Gold demand jumped threefold in the last 48 hours as the world’s stock markets slumped and investors clamoured for a safe-haven asset. Gold investment firm The Pure Gold Company saw a 319% increase in people investing in gold on Wednesday and Thursday, compared to the 2018 daily average, amid panic that the billions of pounds wiped off the equity markets may well mark the beginning of a deeper crash.
CEO Josh Saul said: “People were buying gold at a pace not seen since the day the Brexit referendum was announced in 2016 (when the gold price jumped by 23%). Investors seemed panicked and genuinely scared that they could not liquidate stocks quick enough for them to purchase gold while the price was still low. The buying continued into Thursday evening as our clients looked to protect their wealth from further falls in the global markets.
“As stock markets across the world have fallen steeply over the past two days, the gold price has jumped 3% as investors have poured their assets into the precious metal. But even with this rise, the gold price is still almost 10% down on a year ago, and almost 30% cheaper than its 2011 all-time dollar high.
“64% of people investing in physical gold on Thursday had sold equities to fund their gold purchases, and 49% of these clients came from investment banking. 42% of investors were first time gold purchasers. Their overwhelming concern was that this slide could mark the beginning of a deeper correction. There seems to be good reason to worry – Brexit uncertainty, trade wars, interest rate rises in the US, and precarious emerging market economics are all weighing heavily on market sentiment. Three-quarters of our clients think there will be a further decline in global markets.
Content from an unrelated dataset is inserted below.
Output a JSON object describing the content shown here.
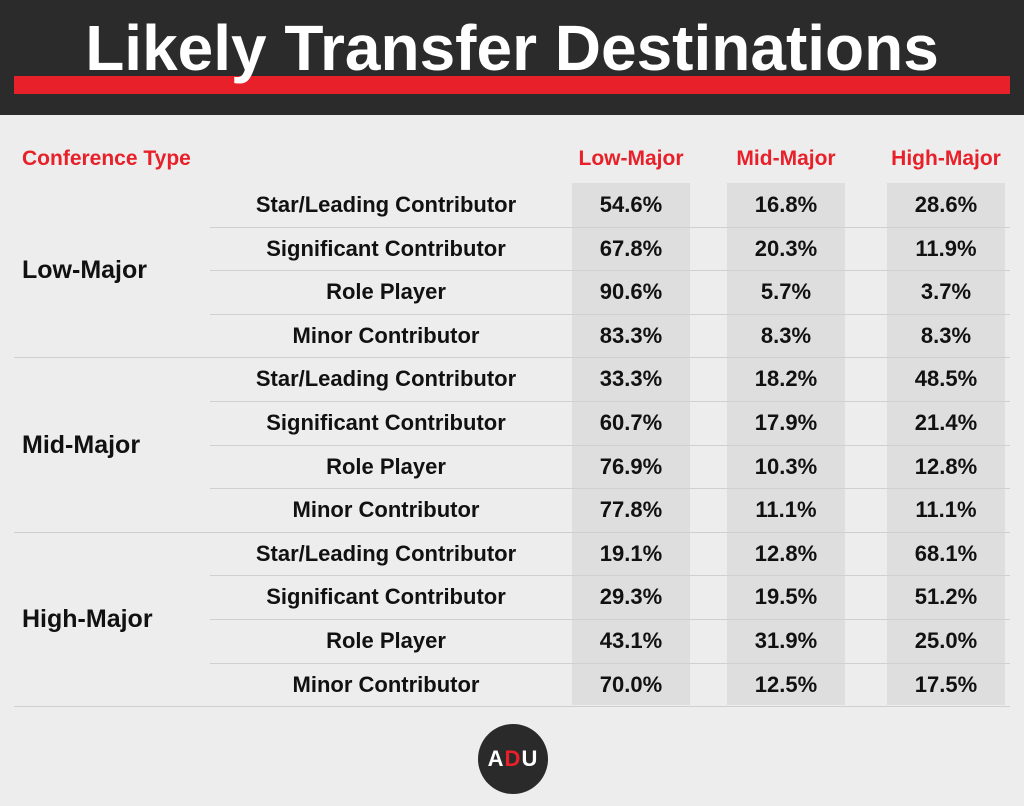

“Our clients’ primary objective is not growth; its wealth preservation. Gold acts as a hedge during times of crisis, including an equity crash. Whilst some people are hedging their losses in the equity market with the gains they have made in the gold price, others have decided to remove absolute exposure to equities and put a larger percentage of their overall net worth into physical gold. People appreciate that the gold they now own is as liquid as the cash they have in their bank account, and more liquid than their equities, but essentially without the counterparty risk. Many of our professional clients plan to protect their wealth with gold until other assets classes are considerably cheaper, then convert their gains in gold to take advantage of undervalued stocks.
“So far in October we have seen a 276% increase in people removing exposure to equities within their pensions and SIPPs to purchase physical gold within the same vehicle. Soon-to-be pensioners are concerned that by the time they reach retirement their pension pots may have lost considerable value and won’t adequately equip them for retirement.”